Court of Appeal upholds decision to dismiss a manager for gross misconduct for their failure to correct an employee's misconduct and failing to report it to senior management.

Adesokan v Sainsbury's Supermarkets Ltd


Mr Adesokan (Mr A) was employed by Sainsbury's for some 26 years. At the time of his dismissal, he was a Regional Operations Manager of Sainsburys, responsible for 20 stores.

Sainsbury's had a procedure called Talkback Procedure (TP) which is the process whereby the level of staff engagement is quantified and assessed by staff giving information in absolute confidence about their working environment and their relationships with colleagues, especially line and senior management. The TP is deeply engrained in Sainsbury's culture and designed to ensure that staff are engaged, motivated and take pride in their work. It also influences performance progression, target setting and pay decisions.

Mr A worked closely with a HR Business Partner (Mr B) who, in June 2013, sent out an email to five store managers under Mr A's jurisdiction which undermined the TP and risked compromising the result. In summary, the email advised store managers to not worry about obtaining a 100% completion rate and to instead target the store's most enthusiastic staff to skew the results of the feedback.

When Mr A became aware of this email, he told Mr B to clarify what he meant with the store managers, but did not follow this up.
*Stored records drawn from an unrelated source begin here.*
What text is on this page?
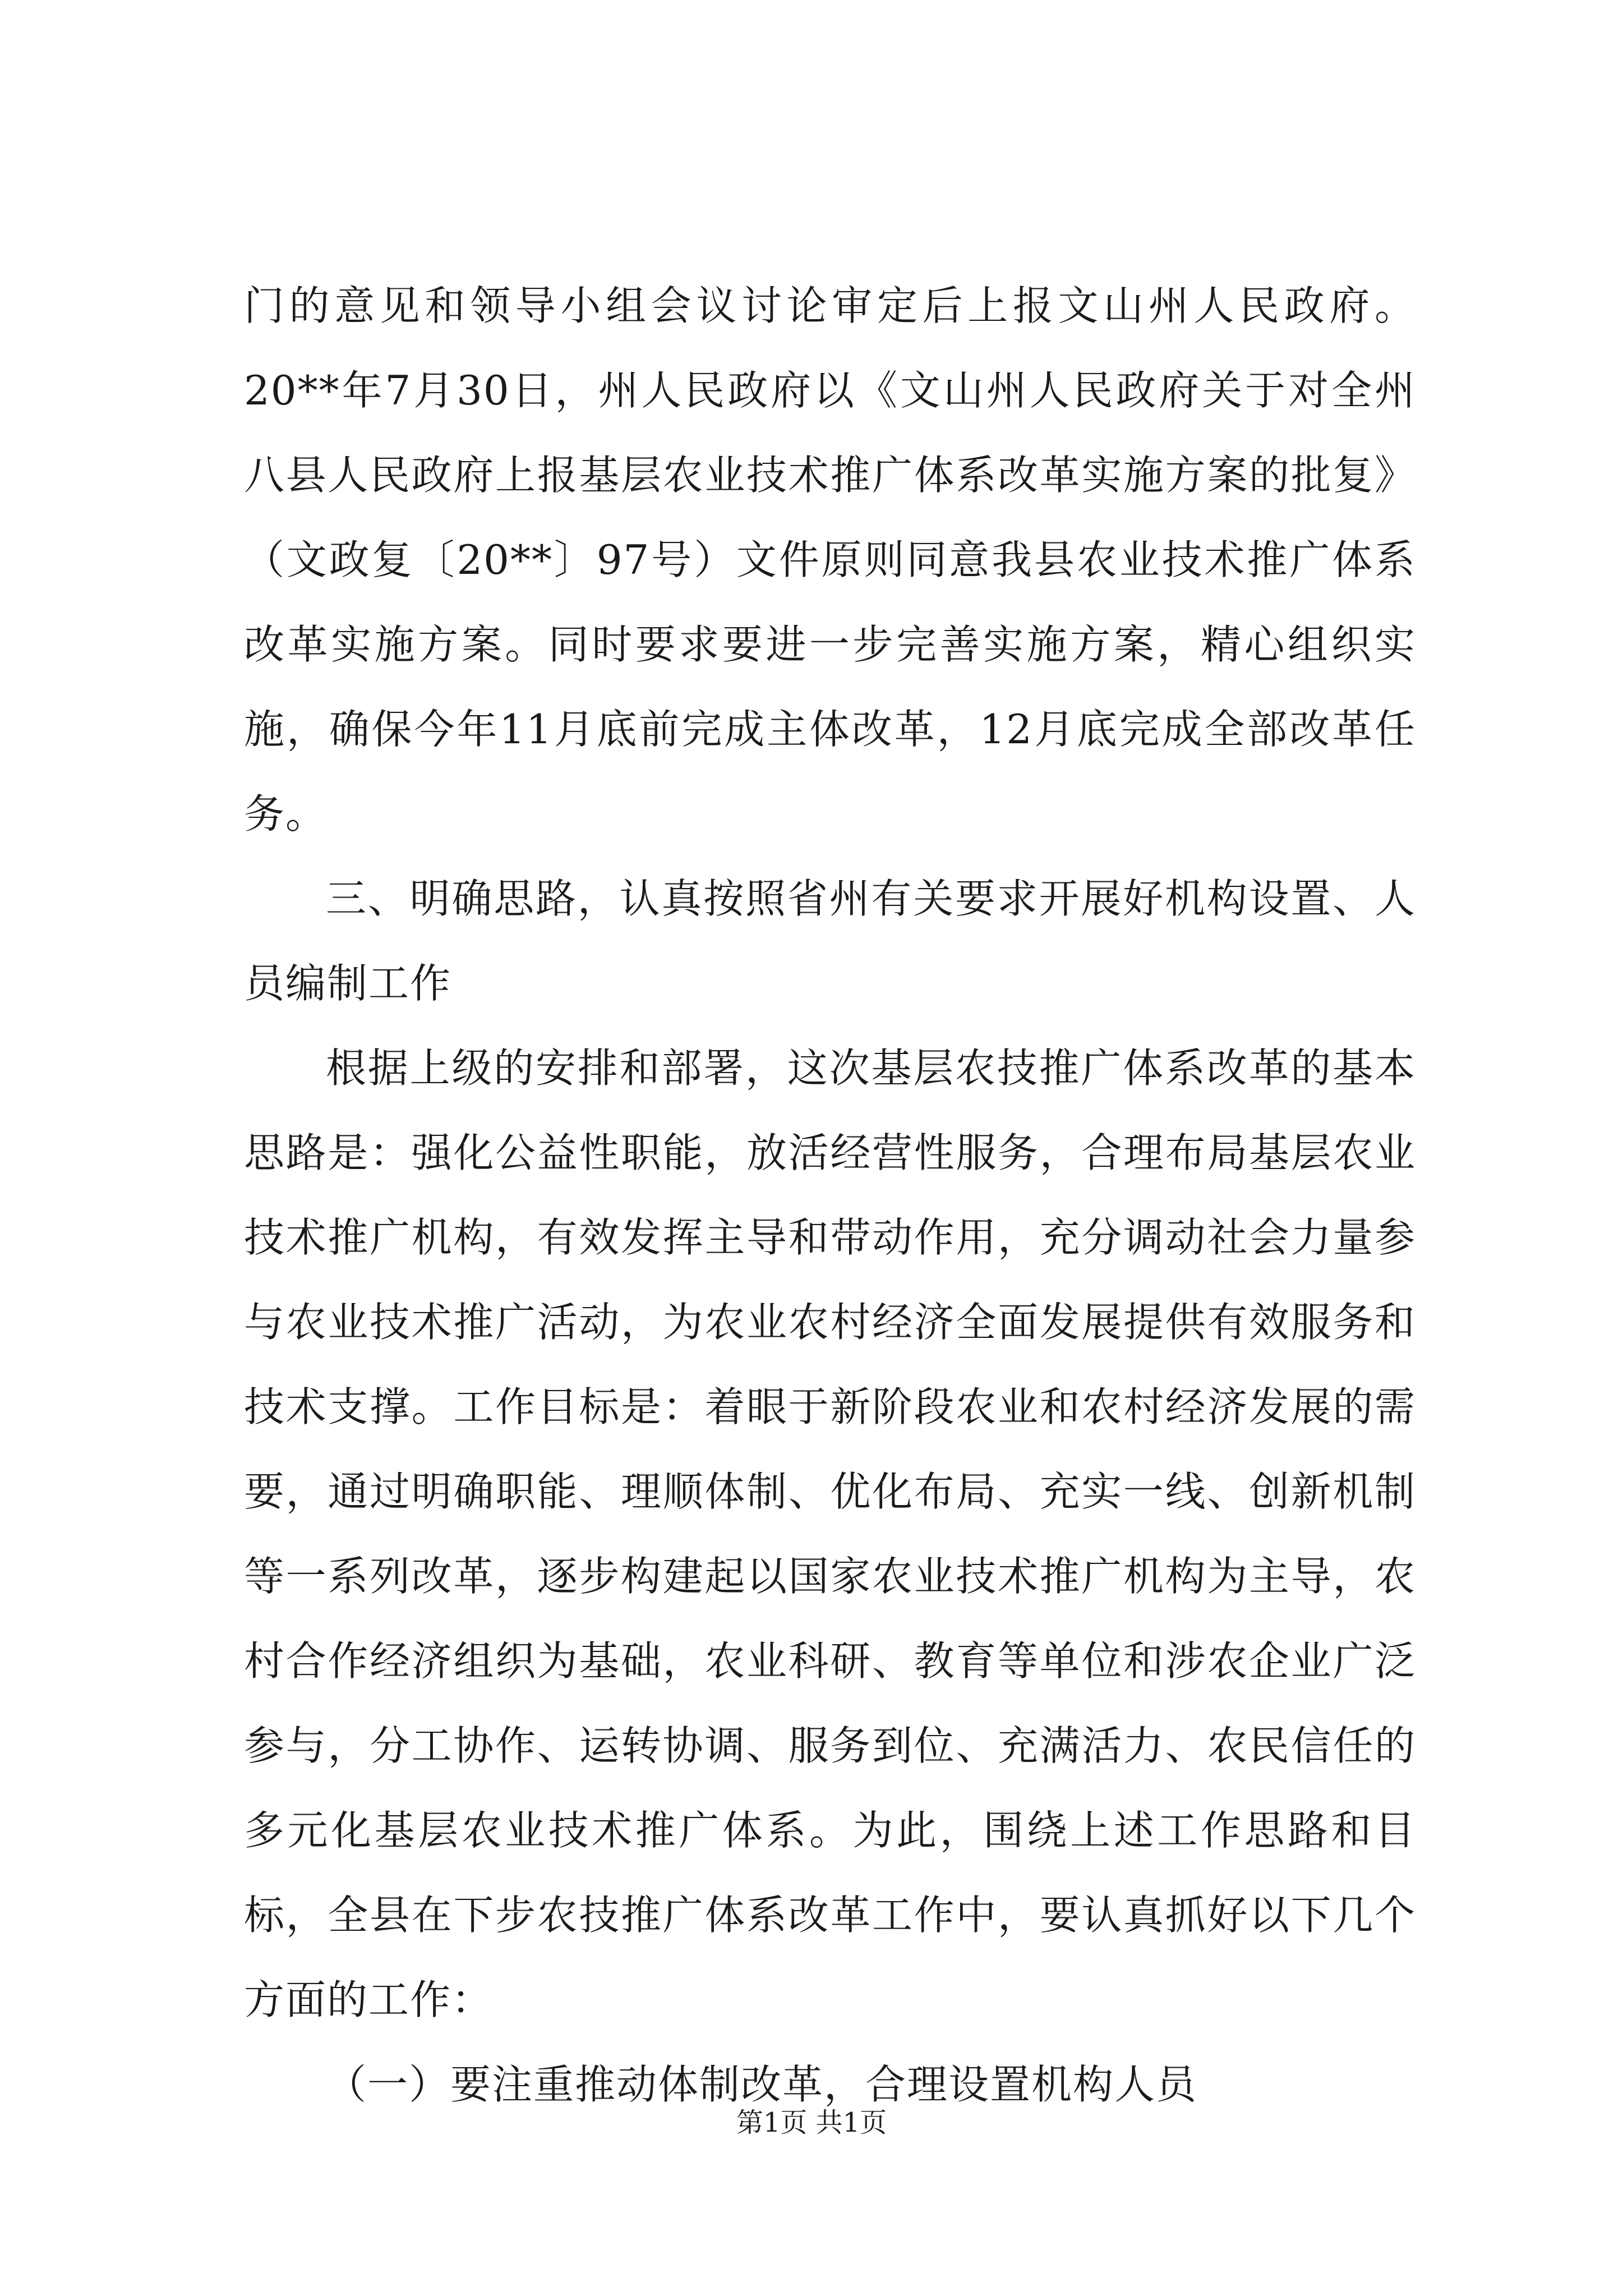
门的意见和领导小组会议讨论审定后上报文山州人民政府。20**年7月30日，州人民政府以《文山州人民政府关于对全州八县人民政府上报基层农业技术推广体系改革实施方案的批复》（文政复〔20**〕97号）文件原则同意我县农业技术推广体系改革实施方案。同时要求要进一步完善实施方案，精心组织实施，确保今年11月底前完成主体改革，12月底完成全部改革任务。

三、明确思路，认真按照省州有关要求开展好机构设置、人员编制工作

根据上级的安排和部署，这次基层农技推广体系改革的基本思路是：强化公益性职能，放活经营性服务，合理布局基层农业技术推广机构，有效发挥主导和带动作用，充分调动社会力量参与农业技术推广活动，为农业农村经济全面发展提供有效服务和技术支撑。工作目标是：着眼于新阶段农业和农村经济发展的需要，通过明确职能、理顺体制、优化布局、充实一线、创新机制等一系列改革，逐步构建起以国家农业技术推广机构为主导，农村合作经济组织为基础，农业科研、教育等单位和涉农企业广泛参与，分工协作、运转协调、服务到位、充满活力、农民信任的多元化基层农业技术推广体系。为此，围绕上述工作思路和目标，全县在下步农技推广体系改革工作中，要认真抓好以下几个方面的工作：

（一）要注重推动体制改革，合理设置机构人员

第1页 共1页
When Mr A became aware that Mr B had not acted in accordance with his instructions, he still did nothing to remedy the problem and did not contact the store managers directly to discuss the approach or alert senior management.

Sainsbury's CEO was sent an anonymous copy of the email and an investigation was instigated, which resulted in Mr A being told that he was being summarily dismissed for gross negligence.

Mr A brought a claim for wrongful dismissal.

Employment Tribunal (ET)

The ET dismissed Mr A's claim. Although Mr A was not dishonest and had not made a conscious decision not to take steps to eliminate the effects of Mr B's email, his failure to take active steps to remedy the situation amounted to gross misconduct. This gross misconduct so undermined the trust and confidence in the employment relationship to justify summary dismissal.

Mr A appealed.

Court of Appeal (CA)

The CA dismissed Mr A's appeal. Mr A was responsible for ensuring the successful implementation of the TP in his region. Once it had become known to him that the integrity of the process was being undermined or at least was at risk of being undermined, it was his duty to ensure that this was remedied.

Given the significance that Sainsbury's placed on the TP, the ET judge was entitled to find that this was a serious dereliction of his duty constituting gross misconduct.

Best Practice

Schools may often want to take action against employees for summary dismissal where those employees have failed to report safeguarding concerns or have failed to highlight any circumstance that may reasonably be considered to pose a risk or an increased risk to children.

This decision is helpful to demonstrate that gross negligence can, in some cases, constitute gross misconduct. The CA did warn, however, that "it ought not readily be found that a failure to act where there was no intentional decision to act contrary to or undermine the employer's policies constitutes such a grave act of misconduct as to justify summary dismissal".

In this case, it was key to the CA's decision that great emphasis was placed on the integrity and validity of the TP. Schools already place significant emphasis on safeguarding, but reinforcing this with clearly set out duties in employment contracts and policies will aid any decision to dismiss for failing to act in accordance with these requirements.